'Tea Party' Members Offer a Ground-level View

The Tea Party is determinedly decentralized.

ByABC News
August 13, 2010, 3:02 PM

Aug. 15, 2010 -- A year ago, the political hurricane known as the "Tea Party" erupted in made-for-YouTube confrontations at congressional town hall meetings on the pending health care overhaul.

This August, the movement's supporters seem less rowdy — perhaps because they're pounding the pavement and dialing phones, trying to alter the balance of power in Congress in the fall elections. While Tea Party-favored candidates have lost in contests including the California GOP Senate primary, they have won Republican Senate primaries in Colorado, Kentucky, Nevada and Utah.

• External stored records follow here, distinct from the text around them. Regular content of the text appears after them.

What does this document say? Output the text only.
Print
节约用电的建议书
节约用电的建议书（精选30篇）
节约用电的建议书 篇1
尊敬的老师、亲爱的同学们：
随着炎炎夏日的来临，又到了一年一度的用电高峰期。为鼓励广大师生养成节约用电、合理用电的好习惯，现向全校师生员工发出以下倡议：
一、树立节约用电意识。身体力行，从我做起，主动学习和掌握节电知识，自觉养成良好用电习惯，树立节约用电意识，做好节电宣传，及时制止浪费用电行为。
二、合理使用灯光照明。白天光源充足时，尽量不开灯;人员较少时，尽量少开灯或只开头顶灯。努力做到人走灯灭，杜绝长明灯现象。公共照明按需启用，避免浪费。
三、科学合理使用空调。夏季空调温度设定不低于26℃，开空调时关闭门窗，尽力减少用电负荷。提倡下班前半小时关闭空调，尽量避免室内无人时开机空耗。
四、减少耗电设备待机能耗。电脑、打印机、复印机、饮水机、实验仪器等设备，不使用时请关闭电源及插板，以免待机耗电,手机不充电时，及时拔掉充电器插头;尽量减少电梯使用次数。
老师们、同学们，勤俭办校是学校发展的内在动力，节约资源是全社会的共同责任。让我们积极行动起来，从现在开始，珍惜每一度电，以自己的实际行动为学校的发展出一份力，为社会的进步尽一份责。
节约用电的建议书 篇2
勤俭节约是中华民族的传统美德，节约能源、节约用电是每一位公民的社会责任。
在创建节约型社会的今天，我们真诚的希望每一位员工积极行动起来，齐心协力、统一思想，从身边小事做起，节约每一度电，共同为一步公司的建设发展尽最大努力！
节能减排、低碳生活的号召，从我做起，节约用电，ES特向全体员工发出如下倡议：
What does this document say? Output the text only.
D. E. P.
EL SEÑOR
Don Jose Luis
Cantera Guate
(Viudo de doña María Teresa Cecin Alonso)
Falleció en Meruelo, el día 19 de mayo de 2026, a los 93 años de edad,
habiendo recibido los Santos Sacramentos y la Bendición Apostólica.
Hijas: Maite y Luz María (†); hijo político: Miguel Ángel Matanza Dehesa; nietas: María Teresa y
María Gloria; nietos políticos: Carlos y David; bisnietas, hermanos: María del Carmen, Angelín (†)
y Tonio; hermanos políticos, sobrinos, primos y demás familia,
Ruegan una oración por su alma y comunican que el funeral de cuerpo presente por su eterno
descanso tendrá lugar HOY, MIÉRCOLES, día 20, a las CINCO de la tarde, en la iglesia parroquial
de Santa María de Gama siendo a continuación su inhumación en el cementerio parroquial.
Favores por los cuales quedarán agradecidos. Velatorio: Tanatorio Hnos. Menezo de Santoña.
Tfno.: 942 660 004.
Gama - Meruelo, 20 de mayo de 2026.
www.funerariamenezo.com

They say it's just the start.

"We're not in this to make noise and to saber-rattle," says Dan Blanchard of the Louisville Tea Party, which helped Rand Paul claim the Senate nomination in Kentucky. "We're in this thing to win."

The test now: Whether Paul and others can prevail under even tougher scrutiny and win over the broader electorate that votes in November. That will require a sustained commitment from a network that revels in its bottom-up nature and loose organization.

"That's part of the verve and vibrancy," says Rep. Michele Bachmann. At the first meeting of the congressional Tea Party Caucus last month, the Minnesota Republican underscored the primacy of the grass roots by having members of the public sit on the dais normally reserved for members of Congress. Lawmakers sat in the audience.

Because the Tea Party is so determinedly decentralized, USA TODAY reached out to activists from New York to California, Ohio to Louisiana to get a sense of the breadth and depth of the movement's motivations, priorities, concerns and aspirations.

While it's difficult to generalize about any group, especially one still in evolution, the interviews provide a ground-level glimpse in their own words of the passions that drive the movement.

Among consistent themes, they:

Keep it local. Chris Littleton, head of a Tea Party group in Cincinnati, says the activists he knows are driven by "this sense that you have to own your backyard first."